As the Connector moves away from the interchange it will transition into a complete street corridor with street trees, median plantings and a multi-use trail. The trail would be a direct connection from the Crabtree Creek Trail providing more direct bike access from the Neuse River Trail to Downtown Raleigh. A few Right-In-Right-Out driveways are provided for access to some commercial facilities.
Section three features a Roundabout at the intersection with Sunnybrook Rd. Special design considerations for bikes and pedestrians on the roadside greenway trail should be explored to ensure the highest level of safety is provided. This would also provide a couple of prime corner development opportunities adjacent to the huge WakeMed medical facility. There would also be some more Right-In-Right-Out driveways to ensure a high level of access to all facilities.
Section four sees the tie-in to the existing New Bern Ave. This is also where the majority of our ROW impacts would be seen. Due to the proximity of the Roundabout with New Bern and the Connector, a grade separation was chosen to pass Donald Ross Drive.

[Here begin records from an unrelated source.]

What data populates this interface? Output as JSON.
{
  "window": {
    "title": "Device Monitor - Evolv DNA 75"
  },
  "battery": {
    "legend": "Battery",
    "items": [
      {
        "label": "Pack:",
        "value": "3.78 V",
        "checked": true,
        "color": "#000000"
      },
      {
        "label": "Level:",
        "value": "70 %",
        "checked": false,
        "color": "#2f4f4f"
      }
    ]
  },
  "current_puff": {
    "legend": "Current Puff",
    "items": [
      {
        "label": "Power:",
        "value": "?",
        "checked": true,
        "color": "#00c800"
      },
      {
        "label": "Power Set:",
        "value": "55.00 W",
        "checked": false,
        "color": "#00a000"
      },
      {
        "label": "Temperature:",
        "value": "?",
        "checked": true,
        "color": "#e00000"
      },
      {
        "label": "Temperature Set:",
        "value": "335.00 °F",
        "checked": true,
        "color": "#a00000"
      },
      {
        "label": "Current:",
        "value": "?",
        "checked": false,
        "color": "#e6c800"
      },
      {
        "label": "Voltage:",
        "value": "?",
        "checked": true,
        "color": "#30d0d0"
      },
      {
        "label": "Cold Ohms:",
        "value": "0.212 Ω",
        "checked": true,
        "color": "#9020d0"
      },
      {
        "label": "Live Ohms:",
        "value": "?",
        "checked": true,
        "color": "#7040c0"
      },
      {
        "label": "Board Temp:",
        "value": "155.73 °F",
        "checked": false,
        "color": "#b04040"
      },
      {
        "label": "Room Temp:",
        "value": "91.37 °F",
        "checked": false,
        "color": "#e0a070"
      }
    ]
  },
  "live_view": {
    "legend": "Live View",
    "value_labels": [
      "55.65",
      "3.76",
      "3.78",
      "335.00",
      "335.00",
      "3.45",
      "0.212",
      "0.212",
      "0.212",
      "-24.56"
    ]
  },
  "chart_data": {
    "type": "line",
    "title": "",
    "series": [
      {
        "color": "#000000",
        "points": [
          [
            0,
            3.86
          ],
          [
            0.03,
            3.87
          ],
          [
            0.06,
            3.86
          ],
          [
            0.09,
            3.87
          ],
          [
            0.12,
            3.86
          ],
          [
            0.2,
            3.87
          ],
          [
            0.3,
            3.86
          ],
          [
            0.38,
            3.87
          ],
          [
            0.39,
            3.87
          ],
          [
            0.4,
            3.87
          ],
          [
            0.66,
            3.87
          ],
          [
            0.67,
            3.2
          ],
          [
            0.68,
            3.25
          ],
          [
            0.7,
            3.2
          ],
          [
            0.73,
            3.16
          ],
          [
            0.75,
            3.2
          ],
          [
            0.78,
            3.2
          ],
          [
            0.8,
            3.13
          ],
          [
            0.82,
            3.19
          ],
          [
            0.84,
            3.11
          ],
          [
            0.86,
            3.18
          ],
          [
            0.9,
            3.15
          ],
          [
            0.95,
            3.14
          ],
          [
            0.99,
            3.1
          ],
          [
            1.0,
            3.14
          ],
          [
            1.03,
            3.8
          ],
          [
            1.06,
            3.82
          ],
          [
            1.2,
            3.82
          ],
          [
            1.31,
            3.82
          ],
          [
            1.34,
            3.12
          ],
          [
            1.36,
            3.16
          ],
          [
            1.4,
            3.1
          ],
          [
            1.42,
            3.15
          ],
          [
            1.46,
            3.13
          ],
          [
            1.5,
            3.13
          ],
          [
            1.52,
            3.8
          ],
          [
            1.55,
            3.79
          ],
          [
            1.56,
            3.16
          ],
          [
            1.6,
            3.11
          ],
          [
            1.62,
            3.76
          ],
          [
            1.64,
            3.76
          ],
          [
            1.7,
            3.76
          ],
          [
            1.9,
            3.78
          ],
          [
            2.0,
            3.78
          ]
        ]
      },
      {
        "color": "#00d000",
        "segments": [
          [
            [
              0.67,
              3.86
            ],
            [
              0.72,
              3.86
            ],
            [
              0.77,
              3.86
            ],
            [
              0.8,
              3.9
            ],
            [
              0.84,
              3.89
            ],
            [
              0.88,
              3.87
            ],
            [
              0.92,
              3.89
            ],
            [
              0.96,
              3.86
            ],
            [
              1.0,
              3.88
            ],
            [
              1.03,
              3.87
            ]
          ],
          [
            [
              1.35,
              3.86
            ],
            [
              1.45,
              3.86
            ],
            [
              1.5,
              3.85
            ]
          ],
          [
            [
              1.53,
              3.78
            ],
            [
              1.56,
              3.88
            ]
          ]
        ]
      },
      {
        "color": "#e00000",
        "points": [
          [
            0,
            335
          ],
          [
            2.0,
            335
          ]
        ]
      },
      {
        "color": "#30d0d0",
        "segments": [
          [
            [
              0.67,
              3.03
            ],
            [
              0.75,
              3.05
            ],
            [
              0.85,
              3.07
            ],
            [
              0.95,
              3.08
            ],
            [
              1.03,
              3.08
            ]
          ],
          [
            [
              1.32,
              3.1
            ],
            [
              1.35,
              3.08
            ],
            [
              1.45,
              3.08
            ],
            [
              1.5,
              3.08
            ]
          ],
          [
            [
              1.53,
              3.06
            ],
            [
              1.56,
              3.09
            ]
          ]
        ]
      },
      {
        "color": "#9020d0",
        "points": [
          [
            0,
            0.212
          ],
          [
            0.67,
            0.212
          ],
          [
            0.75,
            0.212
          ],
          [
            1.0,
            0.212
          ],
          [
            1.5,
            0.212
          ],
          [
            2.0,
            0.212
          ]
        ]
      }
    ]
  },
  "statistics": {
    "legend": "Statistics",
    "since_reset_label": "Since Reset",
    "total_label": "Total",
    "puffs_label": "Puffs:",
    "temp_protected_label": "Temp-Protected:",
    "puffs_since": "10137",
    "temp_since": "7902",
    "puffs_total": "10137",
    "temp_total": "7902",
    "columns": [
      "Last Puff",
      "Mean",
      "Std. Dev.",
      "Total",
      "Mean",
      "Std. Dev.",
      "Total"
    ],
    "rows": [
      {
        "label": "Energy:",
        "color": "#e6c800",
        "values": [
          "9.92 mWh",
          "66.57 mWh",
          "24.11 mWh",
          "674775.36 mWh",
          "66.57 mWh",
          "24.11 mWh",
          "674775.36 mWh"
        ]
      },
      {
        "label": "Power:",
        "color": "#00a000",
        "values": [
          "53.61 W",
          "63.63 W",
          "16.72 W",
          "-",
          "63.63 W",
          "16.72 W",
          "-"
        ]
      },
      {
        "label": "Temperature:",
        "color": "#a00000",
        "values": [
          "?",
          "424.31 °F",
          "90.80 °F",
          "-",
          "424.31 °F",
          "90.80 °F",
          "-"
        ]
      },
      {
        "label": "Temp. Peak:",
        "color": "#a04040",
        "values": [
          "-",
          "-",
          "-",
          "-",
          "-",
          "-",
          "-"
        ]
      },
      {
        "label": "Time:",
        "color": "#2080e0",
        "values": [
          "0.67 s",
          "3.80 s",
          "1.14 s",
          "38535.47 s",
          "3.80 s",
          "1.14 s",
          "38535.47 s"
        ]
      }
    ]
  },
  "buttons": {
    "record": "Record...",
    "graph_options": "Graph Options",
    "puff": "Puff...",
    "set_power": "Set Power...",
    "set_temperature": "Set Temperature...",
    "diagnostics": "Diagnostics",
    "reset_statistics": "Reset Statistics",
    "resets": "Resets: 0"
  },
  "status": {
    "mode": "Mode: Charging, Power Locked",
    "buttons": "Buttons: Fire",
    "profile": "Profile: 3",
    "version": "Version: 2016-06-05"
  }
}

As mentioned, a BRT line is planned on New Bern Ave from Downtown to East Raleigh. On the Northeast quadrant of the Roundabout, a mixed-use BRT station with Park-and-ride, apartments and retail should be considered.
In total, the New Bern – I-87 Connector would span about 1.5 miles while shaving about a mile off of the existing shortest route that currently exists.
As Raleigh continues to rapidly grow, we must ensure that connectivity remains our number one priority. While only a mile long, this connector would provide a more reliable, direct route for motorists traveling from Eastern Wake County. It would also connect one of the largest greenways in North Carolina to Downtown, as well as provide opportunity for economic development along the future BRT corridor.
In the coming parts of the series, we’ll explore some more ideas for enhancing the connectivity of Raleigh.